Phew! Okay, we now have all that knowledge, so here’s why that blurry page is so weird. The chain lines and watermarks in the book show that it is a quarto. And if you remember from before, quartos are printed either two or four pages at a time, so how can there be only one mis-printed page on a sheet? The conjugate page should be mis-printed as well.
When the platen lowered the mis-printed page should have had a mis-printed partner:

If the red page is the mis-printed page, then the green page must be mis-printed because the platen would be lowered on the both at the same time.
No such mis-printed partner existed.
Headaches ensued.
More headaches.
Much sighing.
Light-bulb!
This volume was printed before 1476, we know this because the rubricator (someone who would emphasise areas of the text with red ink) very kindly dated his rubrication. So, it’s a very early quarto. What if the printer viewed printing a quarto like printing a small folio?
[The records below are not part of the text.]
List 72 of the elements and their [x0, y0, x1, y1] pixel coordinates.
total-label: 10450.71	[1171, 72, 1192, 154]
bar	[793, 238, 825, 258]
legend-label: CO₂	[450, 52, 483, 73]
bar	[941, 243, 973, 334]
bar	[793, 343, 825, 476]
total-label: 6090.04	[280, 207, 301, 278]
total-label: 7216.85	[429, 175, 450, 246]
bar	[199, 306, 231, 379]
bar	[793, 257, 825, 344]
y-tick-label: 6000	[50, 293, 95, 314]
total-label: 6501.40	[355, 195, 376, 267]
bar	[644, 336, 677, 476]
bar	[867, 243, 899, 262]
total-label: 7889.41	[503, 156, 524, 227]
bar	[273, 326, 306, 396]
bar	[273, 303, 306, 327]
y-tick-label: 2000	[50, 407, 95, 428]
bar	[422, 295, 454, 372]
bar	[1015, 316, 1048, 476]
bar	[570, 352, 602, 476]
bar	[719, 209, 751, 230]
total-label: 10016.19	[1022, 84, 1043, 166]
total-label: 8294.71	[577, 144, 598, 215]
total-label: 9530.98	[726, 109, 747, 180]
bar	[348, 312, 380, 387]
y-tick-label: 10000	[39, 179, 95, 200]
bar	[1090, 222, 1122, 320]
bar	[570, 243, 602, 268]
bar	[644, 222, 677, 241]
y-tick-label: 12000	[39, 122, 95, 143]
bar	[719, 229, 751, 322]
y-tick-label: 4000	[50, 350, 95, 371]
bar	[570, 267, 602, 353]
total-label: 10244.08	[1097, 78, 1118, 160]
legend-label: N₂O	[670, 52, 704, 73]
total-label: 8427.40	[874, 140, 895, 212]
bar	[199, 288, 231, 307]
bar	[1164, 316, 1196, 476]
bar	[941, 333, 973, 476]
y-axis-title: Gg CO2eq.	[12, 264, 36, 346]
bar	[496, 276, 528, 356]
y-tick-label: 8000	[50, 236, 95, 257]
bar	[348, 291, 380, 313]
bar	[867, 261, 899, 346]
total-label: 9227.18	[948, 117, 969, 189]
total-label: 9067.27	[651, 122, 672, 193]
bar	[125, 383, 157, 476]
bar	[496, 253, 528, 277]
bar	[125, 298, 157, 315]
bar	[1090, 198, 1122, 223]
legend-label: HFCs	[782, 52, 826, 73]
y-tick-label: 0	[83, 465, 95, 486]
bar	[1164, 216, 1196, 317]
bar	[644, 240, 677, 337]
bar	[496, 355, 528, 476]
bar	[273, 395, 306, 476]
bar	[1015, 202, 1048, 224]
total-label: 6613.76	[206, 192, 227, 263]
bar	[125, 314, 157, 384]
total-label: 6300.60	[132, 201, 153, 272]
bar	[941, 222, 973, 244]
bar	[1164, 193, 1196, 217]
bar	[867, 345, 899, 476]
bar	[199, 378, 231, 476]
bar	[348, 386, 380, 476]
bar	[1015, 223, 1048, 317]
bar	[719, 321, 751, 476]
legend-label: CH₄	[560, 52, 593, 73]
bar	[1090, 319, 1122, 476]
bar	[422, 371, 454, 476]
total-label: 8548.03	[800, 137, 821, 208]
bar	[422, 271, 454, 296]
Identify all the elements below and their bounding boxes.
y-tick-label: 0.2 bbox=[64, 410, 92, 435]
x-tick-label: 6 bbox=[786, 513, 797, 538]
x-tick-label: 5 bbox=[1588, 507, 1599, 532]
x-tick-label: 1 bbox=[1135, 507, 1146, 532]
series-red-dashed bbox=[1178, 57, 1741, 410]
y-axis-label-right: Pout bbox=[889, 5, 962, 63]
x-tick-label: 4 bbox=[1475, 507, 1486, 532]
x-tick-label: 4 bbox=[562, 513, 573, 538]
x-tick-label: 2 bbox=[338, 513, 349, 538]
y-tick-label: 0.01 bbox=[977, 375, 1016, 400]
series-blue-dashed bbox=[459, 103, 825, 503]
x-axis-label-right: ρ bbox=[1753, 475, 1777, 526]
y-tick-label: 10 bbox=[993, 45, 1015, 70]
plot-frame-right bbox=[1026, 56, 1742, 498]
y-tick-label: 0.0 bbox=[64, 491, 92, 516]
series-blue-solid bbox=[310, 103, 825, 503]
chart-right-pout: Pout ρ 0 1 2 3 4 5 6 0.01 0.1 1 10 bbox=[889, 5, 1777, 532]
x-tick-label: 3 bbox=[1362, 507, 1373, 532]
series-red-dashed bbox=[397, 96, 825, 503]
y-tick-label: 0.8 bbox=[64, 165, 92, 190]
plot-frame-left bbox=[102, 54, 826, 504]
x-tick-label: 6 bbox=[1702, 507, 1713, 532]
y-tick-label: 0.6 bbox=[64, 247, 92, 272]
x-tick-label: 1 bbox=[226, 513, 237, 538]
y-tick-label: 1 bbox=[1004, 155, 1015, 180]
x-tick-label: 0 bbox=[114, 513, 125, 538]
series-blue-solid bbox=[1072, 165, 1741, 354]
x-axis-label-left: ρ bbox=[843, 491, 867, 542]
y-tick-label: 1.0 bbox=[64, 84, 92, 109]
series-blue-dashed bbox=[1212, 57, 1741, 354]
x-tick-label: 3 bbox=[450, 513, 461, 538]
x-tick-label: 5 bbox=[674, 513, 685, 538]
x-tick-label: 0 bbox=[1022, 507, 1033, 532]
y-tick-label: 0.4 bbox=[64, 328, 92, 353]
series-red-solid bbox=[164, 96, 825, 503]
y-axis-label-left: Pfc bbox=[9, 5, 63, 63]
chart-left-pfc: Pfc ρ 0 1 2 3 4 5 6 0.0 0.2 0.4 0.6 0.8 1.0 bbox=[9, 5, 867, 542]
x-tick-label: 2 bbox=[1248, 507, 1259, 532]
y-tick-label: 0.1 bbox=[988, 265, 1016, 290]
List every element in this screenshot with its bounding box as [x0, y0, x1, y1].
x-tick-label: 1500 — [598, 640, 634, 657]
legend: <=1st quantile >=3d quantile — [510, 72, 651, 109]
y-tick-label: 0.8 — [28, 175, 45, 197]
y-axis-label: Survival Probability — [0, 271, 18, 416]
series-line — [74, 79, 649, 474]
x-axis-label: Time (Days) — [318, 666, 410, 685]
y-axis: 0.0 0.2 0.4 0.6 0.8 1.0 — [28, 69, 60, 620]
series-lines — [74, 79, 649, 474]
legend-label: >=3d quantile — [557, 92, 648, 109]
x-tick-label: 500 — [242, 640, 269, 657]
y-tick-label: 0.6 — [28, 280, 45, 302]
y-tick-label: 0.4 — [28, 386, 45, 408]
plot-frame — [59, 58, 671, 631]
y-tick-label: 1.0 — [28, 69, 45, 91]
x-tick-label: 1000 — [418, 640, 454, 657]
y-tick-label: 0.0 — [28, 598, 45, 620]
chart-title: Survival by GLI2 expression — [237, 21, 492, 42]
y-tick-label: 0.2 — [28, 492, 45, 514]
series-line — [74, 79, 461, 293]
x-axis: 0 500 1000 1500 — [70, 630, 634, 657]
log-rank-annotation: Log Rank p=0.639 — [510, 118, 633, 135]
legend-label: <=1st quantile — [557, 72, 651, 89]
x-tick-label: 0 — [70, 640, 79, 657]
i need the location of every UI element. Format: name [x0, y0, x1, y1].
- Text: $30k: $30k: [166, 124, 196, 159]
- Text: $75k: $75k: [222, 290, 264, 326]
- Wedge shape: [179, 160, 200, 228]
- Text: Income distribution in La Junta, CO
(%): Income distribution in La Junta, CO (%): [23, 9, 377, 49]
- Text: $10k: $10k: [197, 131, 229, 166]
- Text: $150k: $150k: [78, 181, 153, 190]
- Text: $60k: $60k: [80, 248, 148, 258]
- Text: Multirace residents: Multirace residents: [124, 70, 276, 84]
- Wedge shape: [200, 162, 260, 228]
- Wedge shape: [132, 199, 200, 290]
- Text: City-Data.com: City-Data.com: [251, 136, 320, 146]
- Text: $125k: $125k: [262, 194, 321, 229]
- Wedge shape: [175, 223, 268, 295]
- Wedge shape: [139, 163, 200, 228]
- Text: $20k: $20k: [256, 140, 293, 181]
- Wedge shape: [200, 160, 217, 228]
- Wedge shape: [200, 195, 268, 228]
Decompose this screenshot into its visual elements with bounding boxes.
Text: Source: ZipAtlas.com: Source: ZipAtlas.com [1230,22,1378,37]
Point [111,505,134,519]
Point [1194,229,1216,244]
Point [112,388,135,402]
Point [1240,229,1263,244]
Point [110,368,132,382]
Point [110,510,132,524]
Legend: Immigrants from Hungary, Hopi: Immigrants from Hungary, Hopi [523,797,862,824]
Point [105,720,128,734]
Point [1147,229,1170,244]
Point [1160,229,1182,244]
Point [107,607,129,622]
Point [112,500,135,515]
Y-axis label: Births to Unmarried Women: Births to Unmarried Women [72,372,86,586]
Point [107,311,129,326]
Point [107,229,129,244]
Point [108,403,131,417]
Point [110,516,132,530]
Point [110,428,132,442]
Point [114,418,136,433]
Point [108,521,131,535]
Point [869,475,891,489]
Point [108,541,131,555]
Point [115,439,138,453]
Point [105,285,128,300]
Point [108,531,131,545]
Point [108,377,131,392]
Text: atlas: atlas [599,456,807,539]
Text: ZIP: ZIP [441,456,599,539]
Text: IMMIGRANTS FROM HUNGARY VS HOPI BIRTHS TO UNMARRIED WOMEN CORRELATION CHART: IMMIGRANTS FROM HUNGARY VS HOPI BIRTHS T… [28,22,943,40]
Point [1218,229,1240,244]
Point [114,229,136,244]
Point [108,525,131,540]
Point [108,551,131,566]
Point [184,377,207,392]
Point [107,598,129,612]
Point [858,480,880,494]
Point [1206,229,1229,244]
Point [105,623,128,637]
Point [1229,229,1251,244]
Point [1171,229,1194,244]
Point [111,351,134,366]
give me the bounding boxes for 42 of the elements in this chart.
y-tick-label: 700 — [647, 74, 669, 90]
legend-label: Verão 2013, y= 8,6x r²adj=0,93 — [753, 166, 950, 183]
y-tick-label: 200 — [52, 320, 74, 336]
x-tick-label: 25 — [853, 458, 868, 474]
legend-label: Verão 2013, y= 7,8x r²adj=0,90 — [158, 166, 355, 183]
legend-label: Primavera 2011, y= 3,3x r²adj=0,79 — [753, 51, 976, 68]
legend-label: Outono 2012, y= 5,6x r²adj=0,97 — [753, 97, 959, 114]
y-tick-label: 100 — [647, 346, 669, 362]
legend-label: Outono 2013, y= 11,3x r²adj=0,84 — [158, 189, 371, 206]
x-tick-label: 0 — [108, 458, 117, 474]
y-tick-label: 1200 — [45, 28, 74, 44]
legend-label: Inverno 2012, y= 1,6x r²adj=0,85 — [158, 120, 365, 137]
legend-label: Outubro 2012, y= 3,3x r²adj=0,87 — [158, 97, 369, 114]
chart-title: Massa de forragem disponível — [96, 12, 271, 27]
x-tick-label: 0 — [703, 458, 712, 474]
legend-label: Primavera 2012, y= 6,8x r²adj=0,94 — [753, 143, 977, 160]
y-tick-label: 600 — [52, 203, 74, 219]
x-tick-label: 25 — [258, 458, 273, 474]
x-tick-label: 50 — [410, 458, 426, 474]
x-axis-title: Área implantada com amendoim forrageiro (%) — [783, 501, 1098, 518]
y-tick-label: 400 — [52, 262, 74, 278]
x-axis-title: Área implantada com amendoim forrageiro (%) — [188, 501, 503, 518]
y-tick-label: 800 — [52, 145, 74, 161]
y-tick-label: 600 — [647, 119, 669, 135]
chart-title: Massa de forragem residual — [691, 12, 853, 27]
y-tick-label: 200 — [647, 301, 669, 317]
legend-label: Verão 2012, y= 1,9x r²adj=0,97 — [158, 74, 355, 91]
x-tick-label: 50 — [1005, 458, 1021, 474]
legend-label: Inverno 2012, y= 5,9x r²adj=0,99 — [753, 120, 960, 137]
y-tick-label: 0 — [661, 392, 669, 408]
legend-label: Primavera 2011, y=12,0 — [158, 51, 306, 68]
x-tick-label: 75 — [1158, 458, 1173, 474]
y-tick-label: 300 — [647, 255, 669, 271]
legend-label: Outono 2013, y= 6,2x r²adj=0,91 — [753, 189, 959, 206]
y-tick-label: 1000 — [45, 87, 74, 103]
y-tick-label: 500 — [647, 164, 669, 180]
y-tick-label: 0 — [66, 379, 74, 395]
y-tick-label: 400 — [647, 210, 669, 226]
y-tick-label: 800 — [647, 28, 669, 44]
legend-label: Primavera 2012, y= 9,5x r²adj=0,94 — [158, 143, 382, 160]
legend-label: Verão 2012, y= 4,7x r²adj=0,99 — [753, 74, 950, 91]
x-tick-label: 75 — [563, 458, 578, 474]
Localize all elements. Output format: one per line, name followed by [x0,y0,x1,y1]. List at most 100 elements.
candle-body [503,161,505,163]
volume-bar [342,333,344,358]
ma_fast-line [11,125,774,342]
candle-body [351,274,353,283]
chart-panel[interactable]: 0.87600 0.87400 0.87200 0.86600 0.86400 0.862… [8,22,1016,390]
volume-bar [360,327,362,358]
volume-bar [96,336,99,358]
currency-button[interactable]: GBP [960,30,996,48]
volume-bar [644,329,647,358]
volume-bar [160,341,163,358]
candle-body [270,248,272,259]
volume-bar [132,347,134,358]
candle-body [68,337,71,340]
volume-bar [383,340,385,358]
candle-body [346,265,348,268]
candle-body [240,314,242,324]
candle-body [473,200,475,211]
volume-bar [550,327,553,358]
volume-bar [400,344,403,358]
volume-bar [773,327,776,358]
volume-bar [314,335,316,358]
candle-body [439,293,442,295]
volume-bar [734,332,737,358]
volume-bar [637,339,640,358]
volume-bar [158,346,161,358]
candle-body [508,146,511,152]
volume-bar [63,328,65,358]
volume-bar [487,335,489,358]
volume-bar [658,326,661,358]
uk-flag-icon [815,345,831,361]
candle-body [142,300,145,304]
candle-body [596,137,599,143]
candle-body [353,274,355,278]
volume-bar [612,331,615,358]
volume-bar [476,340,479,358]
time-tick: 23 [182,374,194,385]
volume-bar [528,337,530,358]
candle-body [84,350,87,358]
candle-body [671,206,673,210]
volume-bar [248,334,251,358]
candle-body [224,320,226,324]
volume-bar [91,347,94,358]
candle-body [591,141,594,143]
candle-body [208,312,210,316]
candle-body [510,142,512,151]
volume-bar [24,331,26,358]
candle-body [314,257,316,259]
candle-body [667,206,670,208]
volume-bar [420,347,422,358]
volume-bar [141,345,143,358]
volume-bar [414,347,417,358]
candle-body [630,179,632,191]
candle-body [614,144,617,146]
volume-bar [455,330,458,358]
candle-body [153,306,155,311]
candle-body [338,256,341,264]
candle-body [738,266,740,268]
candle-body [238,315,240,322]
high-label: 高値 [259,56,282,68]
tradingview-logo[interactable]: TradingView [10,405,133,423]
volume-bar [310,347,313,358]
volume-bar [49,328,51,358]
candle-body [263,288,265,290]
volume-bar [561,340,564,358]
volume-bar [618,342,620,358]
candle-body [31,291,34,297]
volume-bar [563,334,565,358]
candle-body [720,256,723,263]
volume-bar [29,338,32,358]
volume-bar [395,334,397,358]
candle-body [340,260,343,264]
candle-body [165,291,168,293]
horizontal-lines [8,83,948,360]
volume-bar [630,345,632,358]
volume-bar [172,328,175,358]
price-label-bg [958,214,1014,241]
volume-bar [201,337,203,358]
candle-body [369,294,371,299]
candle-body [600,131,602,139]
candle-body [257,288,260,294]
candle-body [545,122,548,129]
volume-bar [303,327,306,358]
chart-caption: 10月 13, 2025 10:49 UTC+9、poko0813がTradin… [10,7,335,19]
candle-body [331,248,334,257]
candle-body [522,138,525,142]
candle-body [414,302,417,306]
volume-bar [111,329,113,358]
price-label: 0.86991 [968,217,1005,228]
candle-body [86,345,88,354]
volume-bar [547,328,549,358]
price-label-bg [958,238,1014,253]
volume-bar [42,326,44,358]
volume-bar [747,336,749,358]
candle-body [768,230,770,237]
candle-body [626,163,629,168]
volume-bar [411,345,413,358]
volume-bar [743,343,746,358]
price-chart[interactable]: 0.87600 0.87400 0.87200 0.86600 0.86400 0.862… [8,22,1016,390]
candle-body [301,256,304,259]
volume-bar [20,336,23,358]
Possibly they used a half sheet and imposed the quarto as a folio, and then printed it a page at a time. That would allow for only one page to be mis-printed. We checked the watermarks and chain lines and established that these were indeed half sheets.
Calls went out on Twitter; colleagues were asked for their opinions. Robert MacLean at the University Glasgow put us on to Karina de la Garza-Gil at the University of Cologne who confirmed that the common practice for Cologne printers at that time was to print quartos in half sheets one page at a time.
All that was left was to work out how it happened.
There is no smearing of the ink, and the first printing is sharp if faint. This makes it unlikely that anything twisted or moved, so perhaps the printer lowered the platen once and changed their mind before lowering it with the required force a second time.
The final mystery: was it a one or two pull press? It would be pure speculation to decide either way. Arguments could be made for either. At this point you really need to be able to read the mind of a printer from five hundred years ago. What we do know is that printing quartos on full sheets on a two-pull press became common a few years after this particular book was printed.
In the end what this does show, is how much information can be gleaned from analysing the physical properties of a book. From one mis-printed page we established the printing practices in Cologne from five hundred years ago.
And that end’s the tale of the blurry page!